Putting the AI to Work: A Step-by-Step Walkthrough
I start by giving the Feature Orchestrator my prompt detailing the sidebar requirements. Let's break down how it handled the task.
Step 1: Planning and Specification
The first thing the agent does is create a plan. It understands the request and decides the initial step is to create a formal task. I guide it to encapsulate this task within a GitHub issue. This is a critical step: by creating a detailed issue with a clear summary and acceptance criteria, the AI clarifies its understanding and proposed solution before writing a single line of code. This moves more time into specification and less into debugging flawed code later.
Step 2: The Git Workflow
Once the issue is created, the Orchestrator follows its rules perfectly. It creates a new feature branch, fetches the latest from the repository, and checks out the new branch. It's now in a clean environment, ready to code.
Step 3: From Issue to Implementation
Next, the Orchestrator starts a "code" sub-task. The AI coder's first action is to read the GitHub issue it just created to get the full context. This is exactly what a human developer would do. With the requirements understood, I set the agent to "auto-approve" its own actions and let it work.
The agent gets to work, creating end-to-end tests first and then implementing the necessary components and layout changes.
Step 4: Testing, Linting, and Building
The agent attempts to run the tests it created. It hits a small snag—the tests fail. This was actually my fault; I still had the development server running locally, which blocked the port. After I stopped it, I instructed the agent to run the tests again. This time, they all passed.
Before creating a pull request, I have a rule that the agent must ensure the code is clean and the project builds successfully. It runs the format and lint commands, making sure everything is up to standard.
Step 5: The Pull Request and AI Code Review
With clean code and passing tests, the agent creates a pull request on GitHub. But the process doesn't stop there.

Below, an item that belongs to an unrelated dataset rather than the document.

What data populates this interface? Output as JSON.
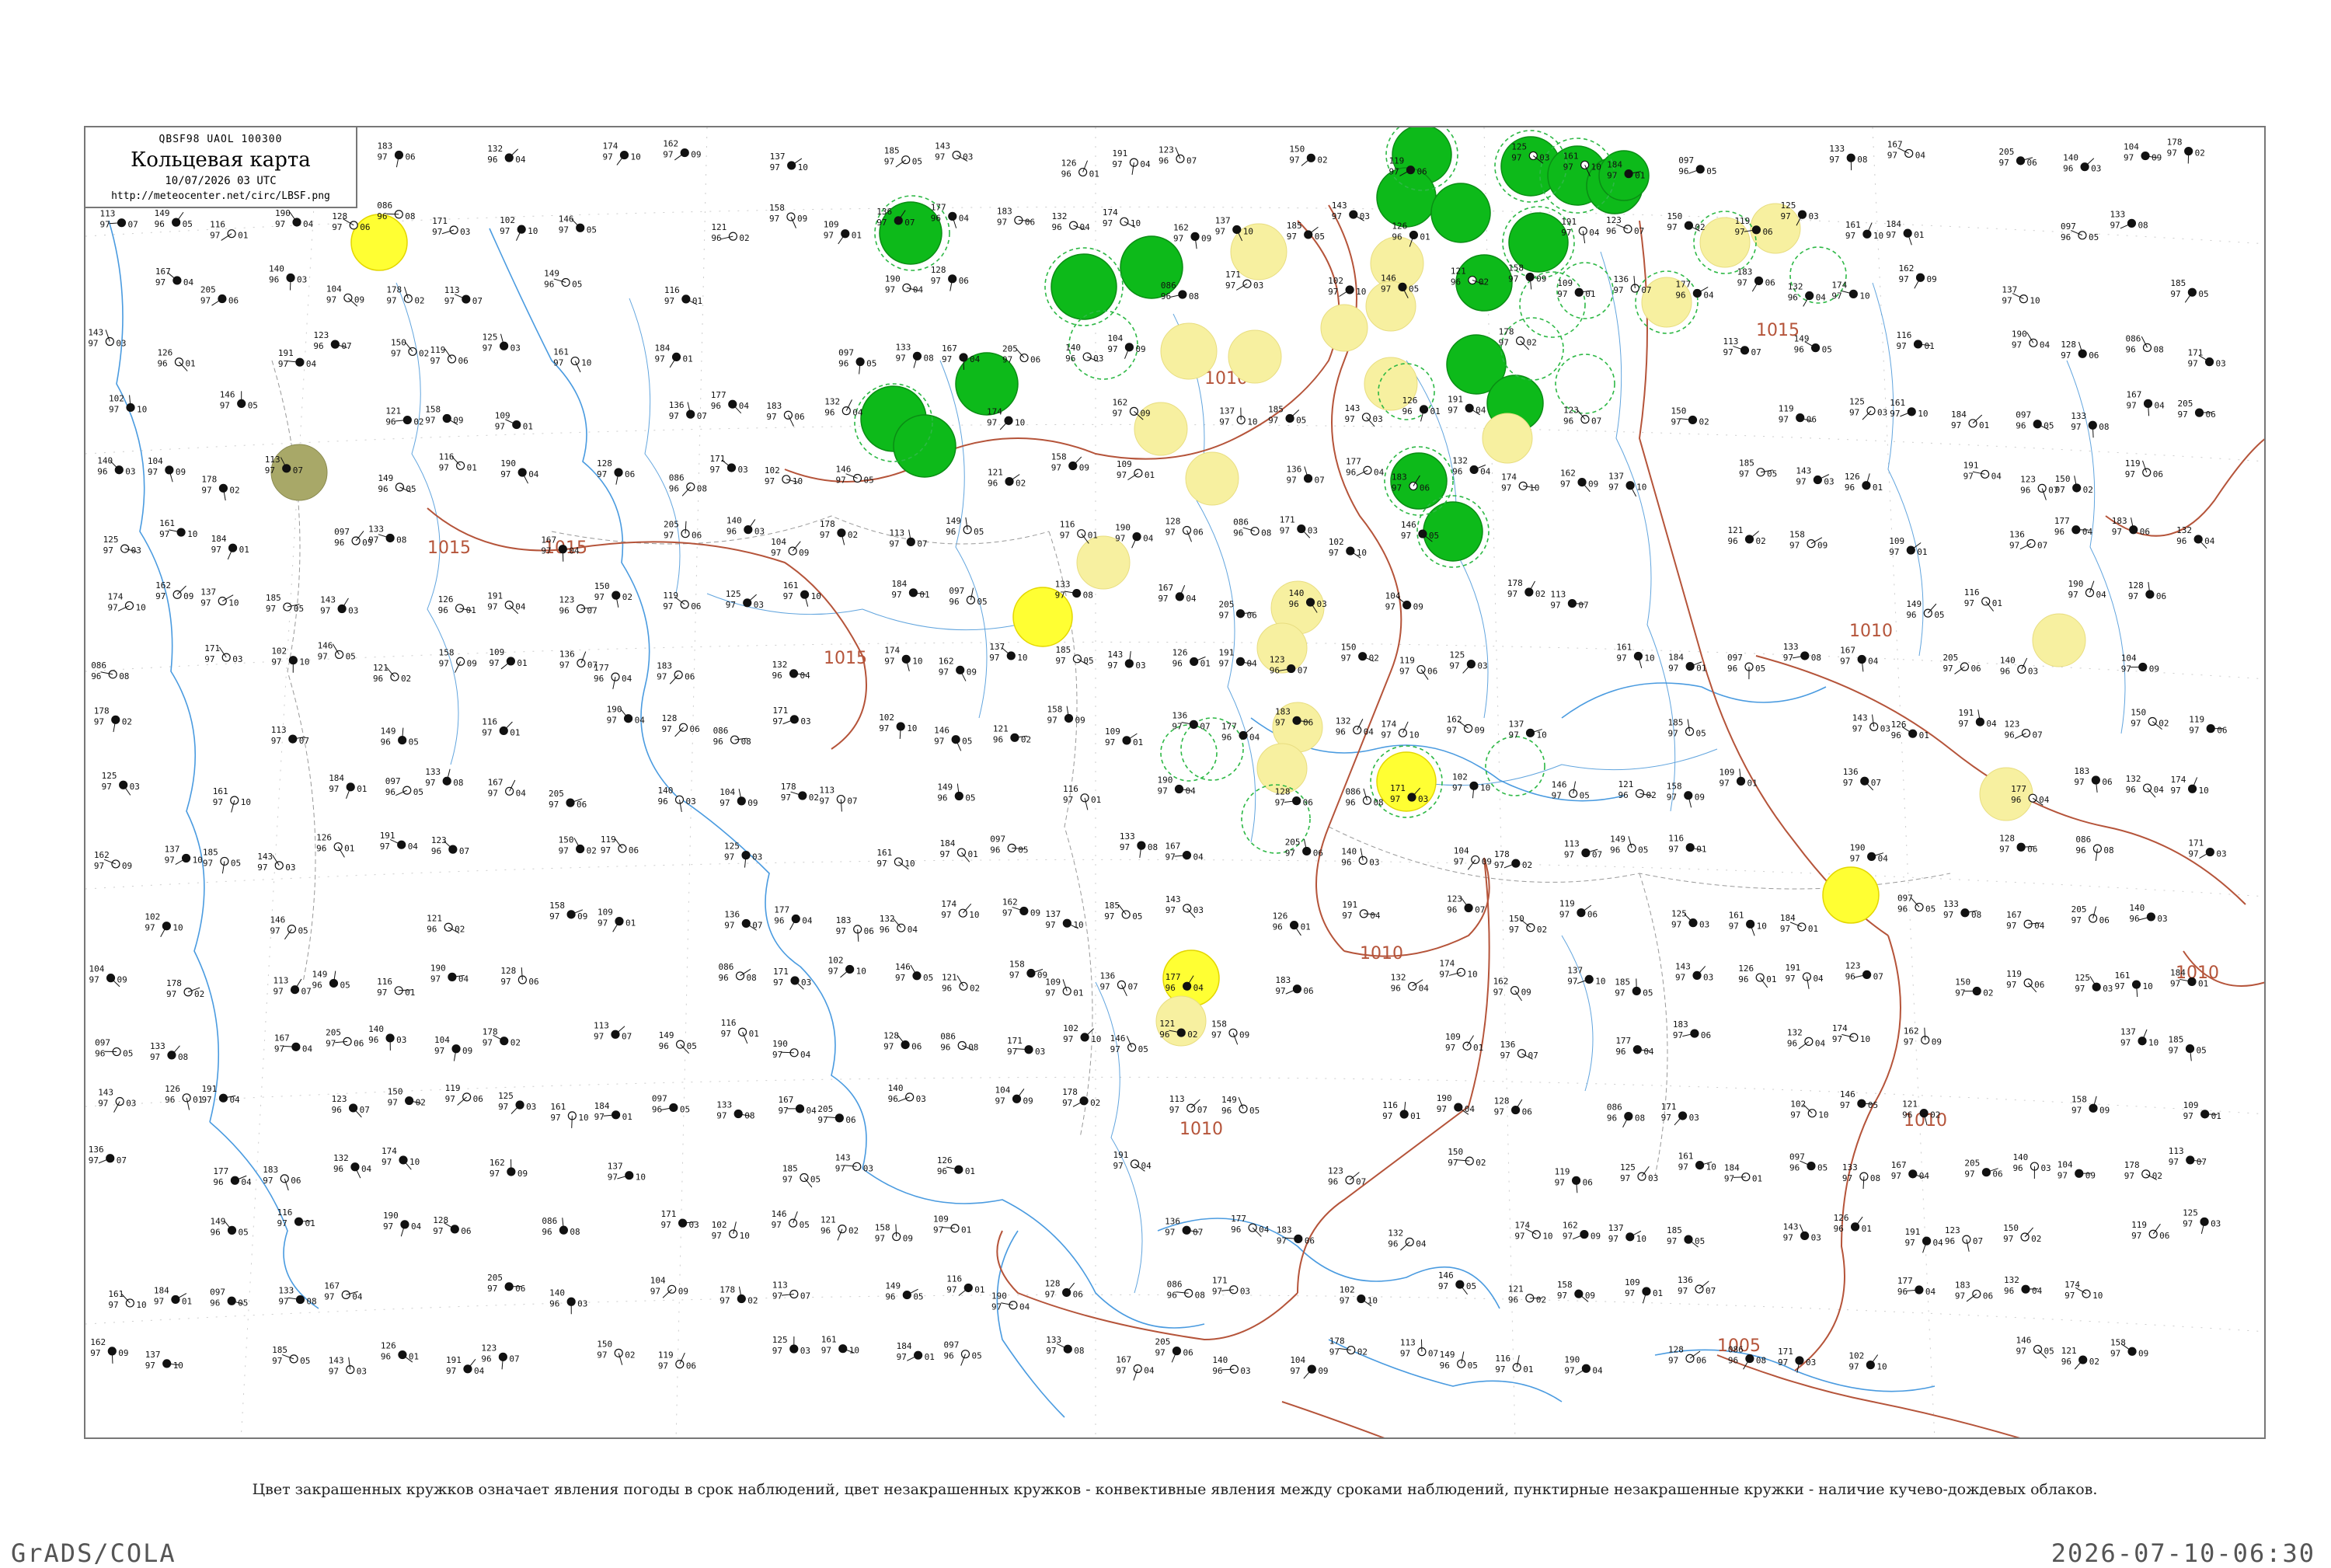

This is where it gets really interesting. The Feature Orchestrator, having completed the coding sub-task, now creates a review sub-task. A new AI instance starts up with the goal of reviewing the pull request. It fetches the PR details and the original issue, and then proceeds to read through the changed files. It even finds a small issue, fixes it, commits the change, and leaves a comment on the PR.
Step 6: The Merge
After the AI's self-review, all automated checks were passing. I reviewed the final result in the application. The new sidebar was implemented correctly and functioned as expected. The agent had even added a nice responsive touch: the sidebar automatically collapsed into a hamburger menu on smaller screen sizes. This was an excellent addition that I hadn't explicitly requested.
With the work verified, I gave the final approval. The agent merged the pull request, deleted the feature branch, and switched back to the main branch. The task was complete.
The Future is Supervision, Not Typing
Throughout this process, I didn't write any application code myself. My role shifted to that of a supervisor. I provided the initial direction, offered a bit of guidance when the agent needed a nudge, and gave the final sign-off.
The system isn't perfect yet. I still need to refine the rules to make the agent more autonomous, and there are occasional hiccups with things like terminal integrations. However, I'm convinced this is a glimpse into the near future of software development. Our work will be less about typing out lines of code and more about:
Creating clear, detailed specifications (like the initial issue).
Reviewing the final output (like the pull request).
The entire process in between—the coding, testing, and iterating—will be handled by our AI counterparts.
I hope you found this look into an AI-driven development workflow interesting. I'll be sharing more as I continue to build and refine the process!